Soothe the suffering, pity the afflicted, shield the joyous . . . all for your love's sake. Amen.

Some needs don’t fall under specific categories like sickness, weariness, and dying. Our Advent prayer broadens the scope of those needing to be watched over to include all who are suffering and all who are afflicted. Suffering is part of the ebb and flow of life. We all suffer at times. When we suffer, even if we don’t know how long the pain will last, we hope and wait for an endpoint. Affliction takes suffering to the next level. Affliction is suffering that is chronic with no expectation that it will ever end.

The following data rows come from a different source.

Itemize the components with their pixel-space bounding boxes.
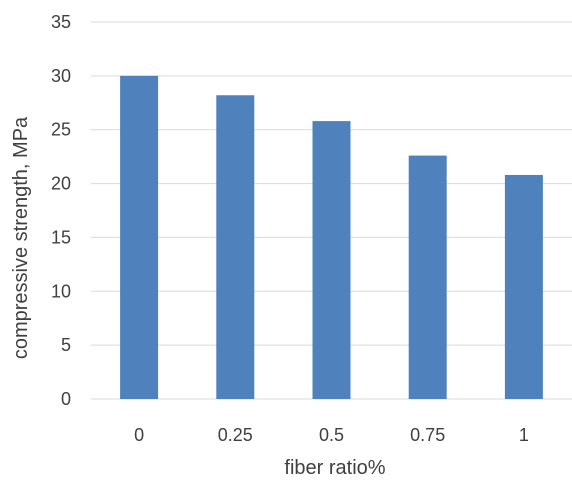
x-tick-label: 0.5 [319, 425, 344, 445]
y-tick-label: 5 [61, 335, 71, 355]
x-tick-label: 0.25 [218, 425, 253, 445]
bars [120, 75, 543, 400]
bar-0.5 [312, 121, 351, 400]
y-tick-label: 15 [51, 227, 71, 247]
bar-1 [504, 174, 543, 399]
x-tick-label: 1 [519, 425, 529, 445]
y-tick-label: 0 [61, 389, 71, 409]
x-tick-label: 0.75 [410, 425, 445, 445]
y-tick-label: 30 [51, 66, 71, 86]
y-axis-title: compressive strength, MPa [10, 116, 32, 359]
bar-0.25 [216, 95, 255, 399]
y-tick-label: 25 [51, 120, 71, 140]
bar-0 [120, 75, 159, 399]
y-tick-label: 35 [51, 12, 71, 32]
y-tick-labels: 0 5 10 15 20 25 30 35 [51, 12, 71, 409]
y-tick-label: 10 [51, 281, 71, 301]
x-tick-label: 0 [134, 425, 144, 445]
x-axis-title: fiber ratio% [284, 457, 385, 479]
bar-0.75 [408, 155, 447, 399]
y-tick-label: 20 [51, 174, 71, 194]
x-tick-labels: 0 0.25 0.5 0.75 1 [134, 425, 529, 445]
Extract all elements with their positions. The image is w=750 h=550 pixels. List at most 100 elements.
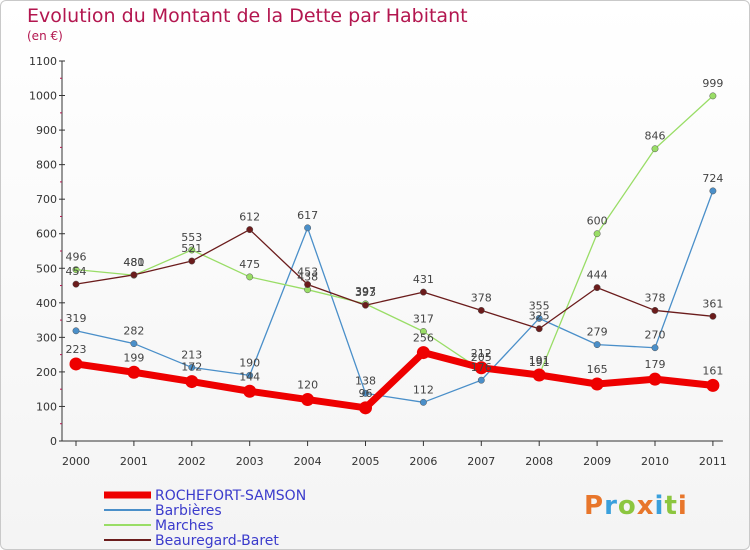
data-label: 191 [529, 356, 550, 369]
data-label: 190 [239, 356, 260, 369]
data-point [304, 281, 312, 288]
y-tick-label: 200 [36, 366, 57, 379]
data-point [188, 363, 196, 371]
data-point [535, 325, 543, 333]
data-label: 199 [123, 351, 144, 364]
data-point [72, 266, 80, 274]
data-point [709, 187, 717, 195]
x-tick-label: 2009 [583, 455, 611, 468]
data-label: 724 [702, 172, 723, 185]
data-point [477, 376, 485, 384]
data-label: 480 [123, 256, 144, 269]
data-point [651, 306, 659, 314]
data-point [185, 375, 199, 389]
data-label: 120 [297, 379, 318, 392]
data-point [246, 273, 254, 281]
data-label: 191 [529, 354, 550, 367]
proxiti-logo: Proxiti [584, 491, 688, 521]
data-point [188, 257, 196, 265]
y-tick-label: 1100 [29, 55, 57, 68]
data-label: 553 [181, 231, 202, 244]
data-point [709, 92, 717, 100]
legend-label: Beauregard-Baret [155, 533, 279, 549]
data-point [127, 365, 141, 379]
y-tick-label: 0 [50, 435, 57, 448]
data-label: 378 [471, 291, 492, 304]
data-label: 96 [359, 387, 373, 400]
data-point [593, 341, 601, 349]
x-tick-label: 2004 [294, 455, 322, 468]
data-label: 112 [413, 383, 434, 396]
y-tick-label: 100 [36, 400, 57, 413]
data-label: 279 [587, 326, 608, 339]
y-tick-label: 800 [36, 159, 57, 172]
x-tick-label: 2003 [236, 455, 264, 468]
x-tick-label: 2002 [178, 455, 206, 468]
data-label: 846 [645, 130, 666, 143]
y-tick-label: 700 [36, 193, 57, 206]
logo-letter: o [617, 491, 637, 521]
legend-label: Marches [155, 518, 214, 534]
data-point [532, 368, 546, 382]
data-point [72, 280, 80, 288]
data-label: 317 [413, 312, 434, 325]
y-tick-label: 300 [36, 331, 57, 344]
data-label: 475 [239, 258, 260, 271]
data-point [69, 357, 83, 371]
legend-label: ROCHEFORT-SAMSON [155, 488, 306, 504]
chart-title: Evolution du Montant de la Dette par Hab… [27, 5, 468, 27]
data-point [593, 230, 601, 238]
logo-letter: r [604, 491, 618, 521]
data-label: 617 [297, 209, 318, 222]
x-tick-label: 2010 [641, 455, 669, 468]
logo-letter: i [654, 491, 665, 521]
data-label: 612 [239, 211, 260, 224]
y-tick-label: 1000 [29, 90, 57, 103]
data-point [246, 371, 254, 379]
data-point [593, 284, 601, 292]
data-point [188, 246, 196, 254]
data-point [590, 377, 604, 391]
data-label: 205 [471, 351, 492, 364]
data-label: 138 [355, 374, 376, 387]
data-label: 453 [297, 266, 318, 279]
data-label: 270 [645, 329, 666, 342]
data-point [362, 301, 369, 309]
data-label: 999 [702, 77, 723, 90]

God soothes the suffering. Our prayer asks God to ease pain and distress and give comfort. This sounds nice but can be difficult for us to receive. To admit that we are suffering requires us to admit that we are vulnerable. At times, it seems easier to soothe ourselves in unhealthy ways than to be vulnerable enough to allow God (or another human being) to care for us in our weakness. We need the soothing assurance that we are safely cared for.

The afflicted need God’s pity. The word pity has fallen on hard times in our culture, being seen as a condescending response to someone’s hardships. Our prayer says otherwise when it asks God to pity the afflicted. Pity shares in afflictions and feels the unending sadness and pain with the afflicted. We ask Lord Christ to do more than simply observe how overwhelming our affliction is. We ask him enter into our pain, to be afflicted with us.

After praying for the sick, weary, dying, suffering, and afflicted, our prayer surprises us with one more request: shield the joyous. The vulnerability of joy can unnerve us just as much as suffering’s can. We mistrust joy. But we need joy. Joy is all that is good in life alongside all that is not good. It needs protection, so that it can be celebrated with gratitude. Each night along with all those who are suffering and afflicted, there are also those who are joyful. We ask Lord Christ to shield them and their joy.


You who live in the shelter of the Most High,  who abide in the shadow of the Almighty,  will say to the Lord, “My refuge and my fortress; my God, in whom I trust.” 

Psalm 91:1-2


  • Pray our prayer each night before bed.
  • This week’s scripture is God’s version of the Spanish saying, Mi casa es su casa. (My house is your house.) Reflect on what it means to live in God’s house as shelter, shadow, refuge, and fortress. How might this house bring soothing, pity, and shielding to suffering, affliction, and joy?

  • Once again there are no limitations in our prayer: we pray for all who are suffering, afflicted, and joyous. Pray especially this week for those you know or know about who are suffering, afflicted, and joyous.
  • Name your sufferings, afflictions, and joys. How might God soothe, pity, and shield you?


Keep watch, dear Lord, with those who work, or watch, or weep this night, and give your angels charge over those who sleep. Tend the sick, Lord Christ; give rest to the weary, bless the dying, soothe the suffering, pity the afflicted, shield the joyous; and all for your love's sake. Amen.